Linus Karlsson, you have now become one of my elite employees.
Karlsson hears the term “depth scoring” and simply responds, “Bet?” He has certainly earned his spot with the big club this year after winning the Calder Cup with Abbotsford in the spring – hopefully, he gets his championship ring sooner or later.
Karlsson had a four-point week, three of which came in one game against the Bruins. His two goals and an assist came in his very respectable 13:01 ice time, a good chunk of which was on the power play. That worked out, considering his own power play goal.
All of a sudden, the Canucks seem determined to prove that their season record does not represent the team they are on paper, and I’m inclined to agree.
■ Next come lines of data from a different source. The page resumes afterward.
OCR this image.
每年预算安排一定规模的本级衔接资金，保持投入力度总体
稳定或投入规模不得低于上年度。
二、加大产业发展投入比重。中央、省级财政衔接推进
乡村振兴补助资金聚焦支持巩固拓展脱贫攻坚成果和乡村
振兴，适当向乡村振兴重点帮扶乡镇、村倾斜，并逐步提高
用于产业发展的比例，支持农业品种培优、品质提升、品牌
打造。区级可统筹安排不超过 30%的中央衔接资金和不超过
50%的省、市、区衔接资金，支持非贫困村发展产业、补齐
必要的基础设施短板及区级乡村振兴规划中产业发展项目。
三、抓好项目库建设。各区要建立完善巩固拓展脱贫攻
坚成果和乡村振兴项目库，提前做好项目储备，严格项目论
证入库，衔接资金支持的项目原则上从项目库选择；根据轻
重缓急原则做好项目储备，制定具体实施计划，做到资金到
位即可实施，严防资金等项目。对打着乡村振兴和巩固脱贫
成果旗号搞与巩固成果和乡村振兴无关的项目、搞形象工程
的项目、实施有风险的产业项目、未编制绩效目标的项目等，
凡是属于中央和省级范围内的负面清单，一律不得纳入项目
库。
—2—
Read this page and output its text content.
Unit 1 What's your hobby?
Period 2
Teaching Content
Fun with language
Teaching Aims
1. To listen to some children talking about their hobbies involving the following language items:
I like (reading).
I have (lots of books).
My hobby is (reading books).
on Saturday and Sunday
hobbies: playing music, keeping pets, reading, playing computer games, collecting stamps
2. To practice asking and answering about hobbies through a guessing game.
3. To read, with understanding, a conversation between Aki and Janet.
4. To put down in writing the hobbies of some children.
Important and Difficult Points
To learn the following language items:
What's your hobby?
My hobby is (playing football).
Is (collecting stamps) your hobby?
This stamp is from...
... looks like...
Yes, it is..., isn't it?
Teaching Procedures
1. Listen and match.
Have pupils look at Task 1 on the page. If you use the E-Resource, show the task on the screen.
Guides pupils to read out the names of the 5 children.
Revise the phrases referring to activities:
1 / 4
How you should be playing does not matter much when you aren’t, but Karlsson has been consistent even through the disaster-class of an autumn stretch that the Canucks put on. 

Honourable Mentions

These are the first 3 Stars honourable mentions of the season! To be quite frank, there hasn’t been much extra merit to honour with the Canucks so far this season. That said, more than three players contributed to Vancouver’s most important win streak this year. Besides, it’s the holidays, and I’m feeling generous. 

The Tendy Team

Thatcher Demko and Kevin Lankinen were both locked in this week. I don’t think I’ve been able to say this. Through no fault of their own, these two have rarely been healthy and playing well at the same time as a proper tandem.
Demko recorded his 10th career shutout after he backstopped the team to a 3-0 shutout win against JT Miller’s middling Rangers, and stopped 24 of 25 shots from the New York Islanders to secure Vancouver’s 4-1 victory. In fact, Demko was between the pipes for all three New York metro area wins this week.
Kevin Lankinen had a .905 SV% against the Bruins – nothing to sneeze at, stopping 42 out of 46 shots – but most importantly, he set a league-wide record. Kevin Lankinen now holds the highest career shootout save percentage in NHL history. We’ve long known that Lankinen is a shootout specialist, but this is still one of those random records that you never predict. No one ever suspects the backups.

Filip Hronek

Quinn Hughes’ former D-Partner has quietly been having a fantastic season, and this past week was a statement for him, as it was for the whole team. Hronek now leads the Canucks defence corps, with help from veteran presences like Marcus Pettersson and Tyler Myers. They have young, gifted defencemen in Elias Pettersson, Tom Willander and Zeev Buium to contend with, employing a blue-line strategy I am electing to call “3 Men and 3 Babies.”
His guidance on and off the ice has certainly made an impact, and his rocket of a shot hasn’t gone anywhere, either. Hronek had four points through three games this week.